Raise your credit score at your 30s and 40s

Raise your credit score at your 30s and 40s

The best ways to build excellent credit are much different in your 20s than in your 50s.

1. Maintain a variety of accounts

If your 20s were all about building credit, then your 30s and 40s will be all about leveraging it. “Now is the time to diversify accounts,” Lin says, suggesting that those who managed to build a decent credit score in their 20s should consider adding revolving credits lines, like a mortgage or auto loan.

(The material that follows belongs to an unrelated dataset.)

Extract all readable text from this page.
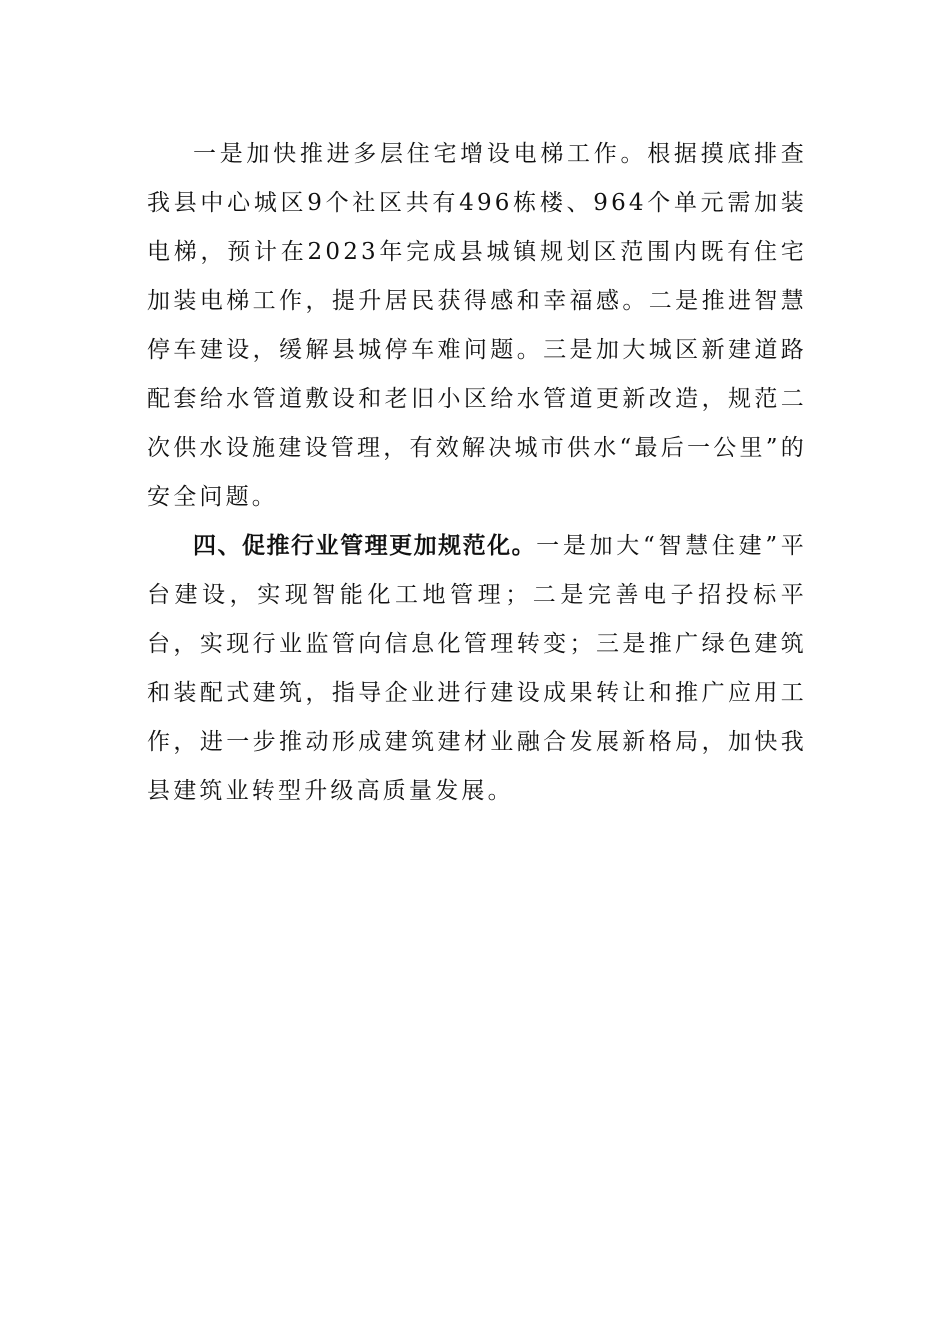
一是加快推进多层住宅增设电梯工作。根据摸底排查我县中心城区9个社区共有496栋楼、964个单元需加装电梯，预计在2023年完成县城镇规划区范围内既有住宅加装电梯工作，提升居民获得感和幸福感。二是推进智慧停车建设，缓解县城停车难问题。三是加大城区新建道路配套给水管道敷设和老旧小区给水管道更新改造，规范二次供水设施建设管理，有效解决城市供水“最后一公里”的安全问题。

四、促推行业管理更加规范化。一是加大“智慧住建”平台建设，实现智能化工地管理；二是完善电子招投标平台，实现行业监管向信息化管理转变；三是推广绿色建筑和装配式建筑，指导企业进行建设成果转让和推广应用工作，进一步推动形成建筑建材业融合发展新格局，加快我县建筑业转型升级高质量发展。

Credit lines fall into two major categories. Installment accounts require consumers to pay a fixed amount each month until the entire balance has been depleted, while revolving accounts can be reused as long as minimum payments are made and the limit isn’t reached. Having both on the books nets more points with FICO than having only one kind.

2. Take advantage of low rates

If you’ve achieved a strong score, you will probably qualify for the lowest interest rates on large loans. Consider whether it’s time to buy property, cars or upgrades for your home.

“People don’t realize the value of a good score,” Lin says, pointing out that once you’re in the 750 range, there’s no need to shoot much higher. “It’s meant to be spent.”

3. Don’t sweat short-term score swings

Quinn says it’s alright if your score dips into the lower 700s after you purchase a home, take out an auto loan or incur debts that are typical among those starting families. As long as you’re responsible with paying back debt, your score will likely rebound from the hit you take from credit inquiries.

“Credit reports belonging to people in their 30s and 40s are well-aged and generally large enough that taking on new debts and making small payment mistakes from time to time don’t spell credit score disaster,” Ulzheimer says.